Solid-state supramolecular assembly, luminescence thermometry and solution-state photoisomerization studies in lanthanide polyoxazamacrocycle†
Abstract
Macrocyclic ligands provide a modular platform for luminescent lanthanide materials, yet predictive control over supramolecular nuclearity and functional response remains challenging. Here, we study a family of polyoxazamacrocycles bearing phenolate-based pendant arms – phenol (LA2H2), 3-ethoxyphenol (LB2H2) and 4-(phenylazo)phenol (LC2H2) – and assess how pendant-arm identity and lanthanide ion (Dy3+, Nd3+) influence supramolecular assembly and photophysical behaviour. All metal ion/ligand combinations form inseparable mixtures of predominantly monometallic 1+1 species, nevertheless, the presence of dimetallic 2+2 species cannot be excluded. The assemblies adopt eight- or nine-coordinate lanthanide environments linked by macrocyclic donors, bound solvent and phenolate bridges, while lanthanide contraction does not dictate nuclearity, highlighting the intrinsic ambivalence of the N3O2/phenolate motif toward monomer–dimer outcomes. Semiempirical and DFT-level calculations provide insight into the multidimentional energy landscape of the macrocycle and coherent thermodynamic explanation for the coexistence of the 1:1 and 2:2 motifs.
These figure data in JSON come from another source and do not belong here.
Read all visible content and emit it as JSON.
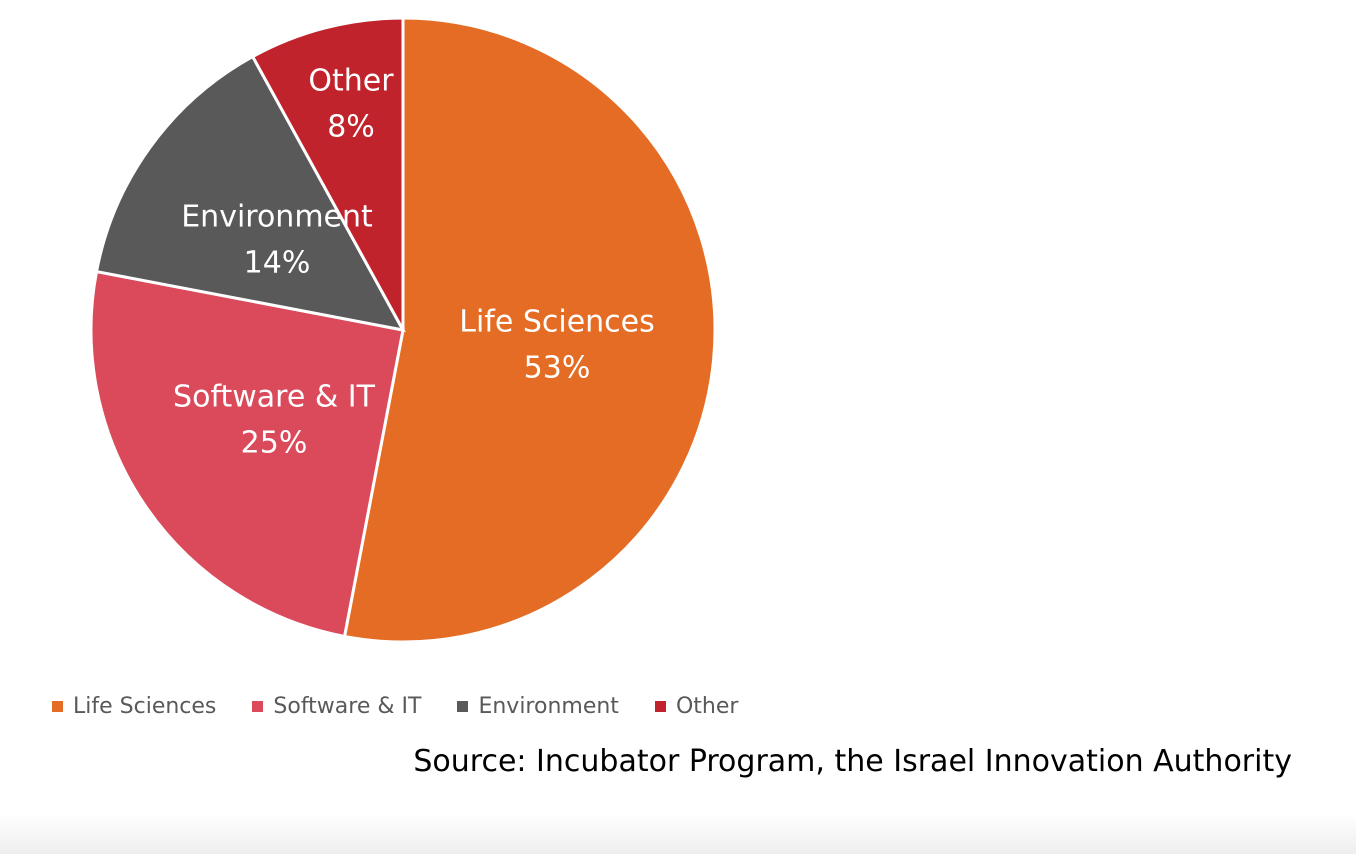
{
  "chart_data": {
    "type": "pie",
    "title": "",
    "categories": [
      "Life Sciences",
      "Software & IT",
      "Environment",
      "Other"
    ],
    "values": [
      53,
      25,
      14,
      8
    ],
    "value_labels": [
      "53%",
      "25%",
      "14%",
      "8%"
    ],
    "colors": [
      "#E46C24",
      "#DA4A5A",
      "#595959",
      "#C0232B"
    ],
    "legend_position": "bottom-left",
    "start_angle": "12 o'clock, clockwise"
  },
  "legend": {
    "items": [
      {
        "label": "Life Sciences",
        "color": "#E46C24"
      },
      {
        "label": "Software & IT",
        "color": "#DA4A5A"
      },
      {
        "label": "Environment",
        "color": "#595959"
      },
      {
        "label": "Other",
        "color": "#C0232B"
      }
    ]
  },
  "source_text": "Source: Incubator Program, the Israel Innovation Authority"
}
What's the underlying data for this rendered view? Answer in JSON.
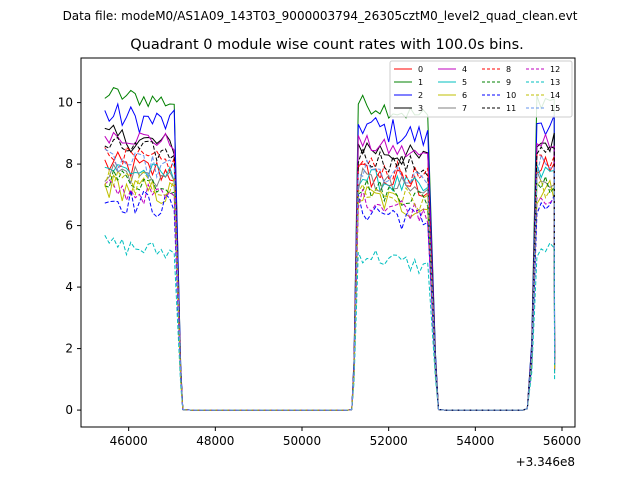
{
  "chart_data": {
    "type": "line",
    "suptitle": "Data file: modeM0/AS1A09_143T03_9000003794_26305cztM0_level2_quad_clean.evt",
    "title": "Quadrant 0 module wise count rates with 100.0s bins.",
    "xlabel": "",
    "ylabel": "",
    "x_offset_label": "+3.346e8",
    "xlim": [
      44900,
      56300
    ],
    "ylim": [
      -0.55,
      11.45
    ],
    "x_ticks": [
      46000,
      48000,
      50000,
      52000,
      54000,
      56000
    ],
    "x_tick_labels": [
      "46000",
      "48000",
      "50000",
      "52000",
      "54000",
      "56000"
    ],
    "y_ticks": [
      0,
      2,
      4,
      6,
      8,
      10
    ],
    "y_tick_labels": [
      "0",
      "2",
      "4",
      "6",
      "8",
      "10"
    ],
    "grid": false,
    "legend_position": "top-right",
    "legend_columns": 4,
    "segments": [
      {
        "start": 45450,
        "end": 47080,
        "fall_to": 47200
      },
      {
        "start": 51300,
        "end": 52980,
        "rise_from": 51200,
        "fall_to": 53080
      },
      {
        "start": 55420,
        "end": 55830,
        "rise_from": 55300
      }
    ],
    "gap_start": 47250,
    "gap_end": 51150,
    "bin_size": 100,
    "series": [
      {
        "name": "0",
        "color": "#ff0000",
        "dash": false,
        "level": 8.0,
        "amp": 0.45,
        "end_level": 1.3
      },
      {
        "name": "1",
        "color": "#008000",
        "dash": false,
        "level": 10.3,
        "amp": 0.3,
        "end_level": 1.8
      },
      {
        "name": "2",
        "color": "#0000ff",
        "dash": false,
        "level": 9.6,
        "amp": 0.45,
        "end_level": 1.8
      },
      {
        "name": "3",
        "color": "#000000",
        "dash": false,
        "level": 8.9,
        "amp": 0.4,
        "end_level": 1.6
      },
      {
        "name": "4",
        "color": "#bf00bf",
        "dash": false,
        "level": 9.0,
        "amp": 0.3,
        "end_level": 1.6
      },
      {
        "name": "5",
        "color": "#00bfbf",
        "dash": false,
        "level": 7.9,
        "amp": 0.35,
        "end_level": 1.4
      },
      {
        "name": "6",
        "color": "#bfbf00",
        "dash": false,
        "level": 7.3,
        "amp": 0.45,
        "end_level": 1.2
      },
      {
        "name": "7",
        "color": "#808080",
        "dash": false,
        "level": 7.8,
        "amp": 0.4,
        "end_level": 1.4
      },
      {
        "name": "8",
        "color": "#ff0000",
        "dash": true,
        "level": 8.3,
        "amp": 0.35,
        "end_level": 1.5
      },
      {
        "name": "9",
        "color": "#008000",
        "dash": true,
        "level": 7.6,
        "amp": 0.35,
        "end_level": 1.4
      },
      {
        "name": "10",
        "color": "#0000ff",
        "dash": true,
        "level": 6.9,
        "amp": 0.45,
        "end_level": 1.2
      },
      {
        "name": "11",
        "color": "#000000",
        "dash": true,
        "level": 8.6,
        "amp": 0.35,
        "end_level": 1.6
      },
      {
        "name": "12",
        "color": "#bf00bf",
        "dash": true,
        "level": 7.2,
        "amp": 0.35,
        "end_level": 1.3
      },
      {
        "name": "13",
        "color": "#00bfbf",
        "dash": true,
        "level": 5.4,
        "amp": 0.3,
        "end_level": 1.0
      },
      {
        "name": "14",
        "color": "#bfbf00",
        "dash": true,
        "level": 7.5,
        "amp": 0.4,
        "end_level": 1.3
      },
      {
        "name": "15",
        "color": "#6495ed",
        "dash": true,
        "level": 8.1,
        "amp": 0.4,
        "end_level": 1.5
      }
    ]
  }
}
Despite such structural heterogeneity, functional solid-state lumienscence thermometry is realized through ligand–metal selection. All LA2- and LB2-based Nd3+ and Dy3+ complexes exhibit solid-state lanthanide-centered emission, with Nd/LA2 and Dy/LB2 enabling reliable intensity-ratio thermometry in near-infrared and visible-range, respectively. By contrast, azophenol-functionalized Ln/LC2 complexes exhibit photoresponsive behaviour exclusively in solution. Guided by design principles established in our earlier published six-membered macrocyclic systems, we assess here the transferability of azobenzene-based photoswitching to a five-donor polyoxazamacrocyclic scaffold. UV excitation induces azobenzene isomerization with partial, acid/base-gated reversibility, while no detectable solid-state emission is observed for these complexes, which indicates that solution-phase photoresponse is tolerant to nuclearity ambiguity but sensitive to macrocyclic framework and excitation window. Together, these observations benchmark the transferability of pendant-arm design strategies across lanthanide macrocyclic platforms.